Democracy maintained - by Clive Mason

Standing against conspiracy, corruption and politcial skullduggery - public servants are forced to take high risk action. Great story - thanks Clive.


Democracy Maintained... Clive Mason

David sat in the full council meeting. He gave a cursory nod to George, the councils solicitor, and Jan, the chief executive, and went back to reviewing the paper that would recommend members made the biggest political decision of their lives; a decision that would change local government for ever; a political earthquake would affect a generation. To oversee the takeover – wasn’t that why he was here? Even Whitehall was looking in.

Middletown DC was a relatively small district council in sleepy East Anglia. David’s predecessors had struggled for years to balance the books and members had pressed for ever more vicious externalisation of services – ‘strip out this, strip out that – it’s all waste’ had been the mantra. Now the chickens had come home to roost. Costs were spiralling, but the finance team itself had been cut to the bone, left powerless against the outsourcing behemoths, and the council was facing bankruptcy.

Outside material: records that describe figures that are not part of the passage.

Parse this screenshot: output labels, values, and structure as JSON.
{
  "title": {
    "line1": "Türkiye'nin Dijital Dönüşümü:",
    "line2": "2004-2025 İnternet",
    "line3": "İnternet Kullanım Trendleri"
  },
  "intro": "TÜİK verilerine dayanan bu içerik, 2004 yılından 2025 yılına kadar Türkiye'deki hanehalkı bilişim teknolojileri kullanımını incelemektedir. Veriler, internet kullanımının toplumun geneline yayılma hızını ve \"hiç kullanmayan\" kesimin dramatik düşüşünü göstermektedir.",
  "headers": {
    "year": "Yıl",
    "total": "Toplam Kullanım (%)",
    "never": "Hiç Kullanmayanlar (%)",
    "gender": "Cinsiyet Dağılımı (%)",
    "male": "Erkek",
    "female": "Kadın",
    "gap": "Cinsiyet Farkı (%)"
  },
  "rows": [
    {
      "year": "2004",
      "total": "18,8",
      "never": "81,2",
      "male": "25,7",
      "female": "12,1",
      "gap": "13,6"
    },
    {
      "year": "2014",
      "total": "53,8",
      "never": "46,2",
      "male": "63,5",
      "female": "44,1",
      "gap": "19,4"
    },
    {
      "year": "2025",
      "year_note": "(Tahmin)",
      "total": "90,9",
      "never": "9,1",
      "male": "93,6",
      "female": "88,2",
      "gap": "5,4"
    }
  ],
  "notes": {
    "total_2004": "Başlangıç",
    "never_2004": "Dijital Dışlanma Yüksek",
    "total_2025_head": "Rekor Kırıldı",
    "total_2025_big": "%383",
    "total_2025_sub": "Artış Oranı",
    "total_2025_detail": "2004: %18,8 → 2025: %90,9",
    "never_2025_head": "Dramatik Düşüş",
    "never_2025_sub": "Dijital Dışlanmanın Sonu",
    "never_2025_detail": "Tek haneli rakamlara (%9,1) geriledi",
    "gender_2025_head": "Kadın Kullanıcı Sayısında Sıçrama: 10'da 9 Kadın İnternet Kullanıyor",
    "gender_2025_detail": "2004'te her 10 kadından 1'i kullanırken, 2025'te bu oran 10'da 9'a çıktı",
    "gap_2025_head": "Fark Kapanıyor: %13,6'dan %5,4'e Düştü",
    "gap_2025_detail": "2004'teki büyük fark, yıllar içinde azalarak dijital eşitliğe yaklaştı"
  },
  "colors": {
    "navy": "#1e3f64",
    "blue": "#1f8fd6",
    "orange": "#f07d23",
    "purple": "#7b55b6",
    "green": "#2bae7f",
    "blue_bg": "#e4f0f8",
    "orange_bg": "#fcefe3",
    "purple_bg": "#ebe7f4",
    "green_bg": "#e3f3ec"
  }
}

Members were clearly complicit in the imminent acquisition. They had insisted on signing the contracts. They had disregarded the crippling terms and conditions. David knew the smell of conspiracy was like a rotting banana skin and this one had been rotting for years.

David had been parachuted in three weeks ago to replace the outgoing chief financial officer. Outgoing’? Poor fella. Shafted more like. He’d given 30 yearsloyal service to these members, but continual underinvestment had meant he hadn’t been able to keep pace. His departure had removed the final obstacle and only two days later a fully costed and legaleased merger report had been circulated. It had clearly been prepared by the county, which was funny, really, given that three-quarters of the Middletown members were also county members.

David, George and Jan stood up. David boomed for attention and started the PowerPoint. There, in full technicolour, was a picture of the leader counting cash with the director of the refuse contractor. The room was stunned into silence. David didn’t need to look at George and Jan, he could feel their relief. All three knew democracy had been maintained. Even Whitehall might be pleased. On cue, the police walked in!

A district council chief finance officer and member of the Chartered Institute of Public Finance and Accountancy (CIPFA), Clive Mason has worked in local government for 27 years, mostly within either accountancy or internal audit. Unusually, he has also worked for a private sector consultancy, helping councils through tough financial times.